Misquote the person above you AGAIN

John Tyler . . . meh. I just don't get the "Whig" craze. Never did.
If only his predecessor hadn't given a three-hour inaugural speech in freezing rain. Those Whigs never did have a lick of sense. Pass the biscuits, please.
 
If only his predecessor hadn't given a three-hour speech praising himself in freezing rain. Those Tiggers never did have a lick of sense. Pass the biscuits, please.

Probably why he was the only one left. Oh, bother. Honey?
 
But it was just like what I read on the dogfood labels; :confused: she shook, wiggled, bucked and grunted, a glint in her eyes, and in the end, she relaxed…
You should switch to dry kibble.
 
When the kids misbehave, I just rope them to a washing machine. I always put them in a pillowcase first. Quiets them right down.
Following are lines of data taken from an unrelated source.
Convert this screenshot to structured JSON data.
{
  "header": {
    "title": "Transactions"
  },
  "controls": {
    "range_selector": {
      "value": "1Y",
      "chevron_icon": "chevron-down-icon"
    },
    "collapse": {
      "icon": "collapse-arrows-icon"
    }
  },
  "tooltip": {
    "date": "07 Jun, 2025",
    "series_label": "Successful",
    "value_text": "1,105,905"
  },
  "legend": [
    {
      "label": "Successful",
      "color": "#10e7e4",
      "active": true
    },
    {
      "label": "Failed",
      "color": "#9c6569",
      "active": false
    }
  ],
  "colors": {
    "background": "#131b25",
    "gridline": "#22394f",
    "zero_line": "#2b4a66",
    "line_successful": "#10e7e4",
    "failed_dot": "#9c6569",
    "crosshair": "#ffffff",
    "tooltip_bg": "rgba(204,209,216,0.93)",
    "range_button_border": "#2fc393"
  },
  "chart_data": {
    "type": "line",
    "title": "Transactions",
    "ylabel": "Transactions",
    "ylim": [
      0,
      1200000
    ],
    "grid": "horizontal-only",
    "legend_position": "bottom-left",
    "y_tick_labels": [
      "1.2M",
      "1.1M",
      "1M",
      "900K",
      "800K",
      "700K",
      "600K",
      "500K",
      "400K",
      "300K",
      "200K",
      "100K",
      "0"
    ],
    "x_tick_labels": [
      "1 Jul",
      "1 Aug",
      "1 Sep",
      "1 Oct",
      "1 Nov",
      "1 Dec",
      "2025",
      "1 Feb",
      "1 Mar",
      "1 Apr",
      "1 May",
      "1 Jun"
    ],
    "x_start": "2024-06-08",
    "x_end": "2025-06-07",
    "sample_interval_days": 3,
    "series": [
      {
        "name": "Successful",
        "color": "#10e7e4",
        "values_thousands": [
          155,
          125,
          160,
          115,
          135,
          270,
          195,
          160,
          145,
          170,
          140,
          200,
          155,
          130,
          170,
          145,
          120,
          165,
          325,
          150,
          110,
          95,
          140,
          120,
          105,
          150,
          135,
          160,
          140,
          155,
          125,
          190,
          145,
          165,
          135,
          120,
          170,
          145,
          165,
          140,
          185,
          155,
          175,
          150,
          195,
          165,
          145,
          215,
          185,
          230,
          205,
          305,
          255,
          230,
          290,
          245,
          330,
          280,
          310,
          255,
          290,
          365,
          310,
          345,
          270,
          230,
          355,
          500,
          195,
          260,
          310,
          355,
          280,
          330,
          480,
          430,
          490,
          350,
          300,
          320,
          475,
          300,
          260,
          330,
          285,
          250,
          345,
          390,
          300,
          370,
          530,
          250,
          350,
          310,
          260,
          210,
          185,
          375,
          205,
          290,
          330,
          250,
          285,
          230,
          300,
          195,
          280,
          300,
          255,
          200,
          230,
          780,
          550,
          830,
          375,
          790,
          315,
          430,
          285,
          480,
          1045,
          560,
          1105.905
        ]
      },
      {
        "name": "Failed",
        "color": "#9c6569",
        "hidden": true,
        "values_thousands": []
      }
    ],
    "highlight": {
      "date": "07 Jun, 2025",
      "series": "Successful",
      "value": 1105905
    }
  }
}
Well, I have heard putting the baby bouncer on the washing machine can quiet a child down because of the rhythmic action, but I don't know about the pillow case . . .
 
They will continue eating detergent pods, so no. I can only imagine one day their brains will simply flee out their ears in self defense.

Now, really, that's a very small percentage of that generation. Not exactly the best and brightest. Darwin award material, if you will. :(
 
I sat at the new ultracomputer's terminal and keyed in my question: IS THERE A GOD?

The system's WORKING light pulsed briefly and then came the reply: THERE IS NOW.

I kicked the power plug from the wall. As the sytem's lights faded, a last string appeared onscreen: FORGIVE THEM, THEY KNOW NOT WHAT...

:eek:
Be careful, messing around with minor deities. Especially when they're flatulent. Holy gas can be a terrible thing.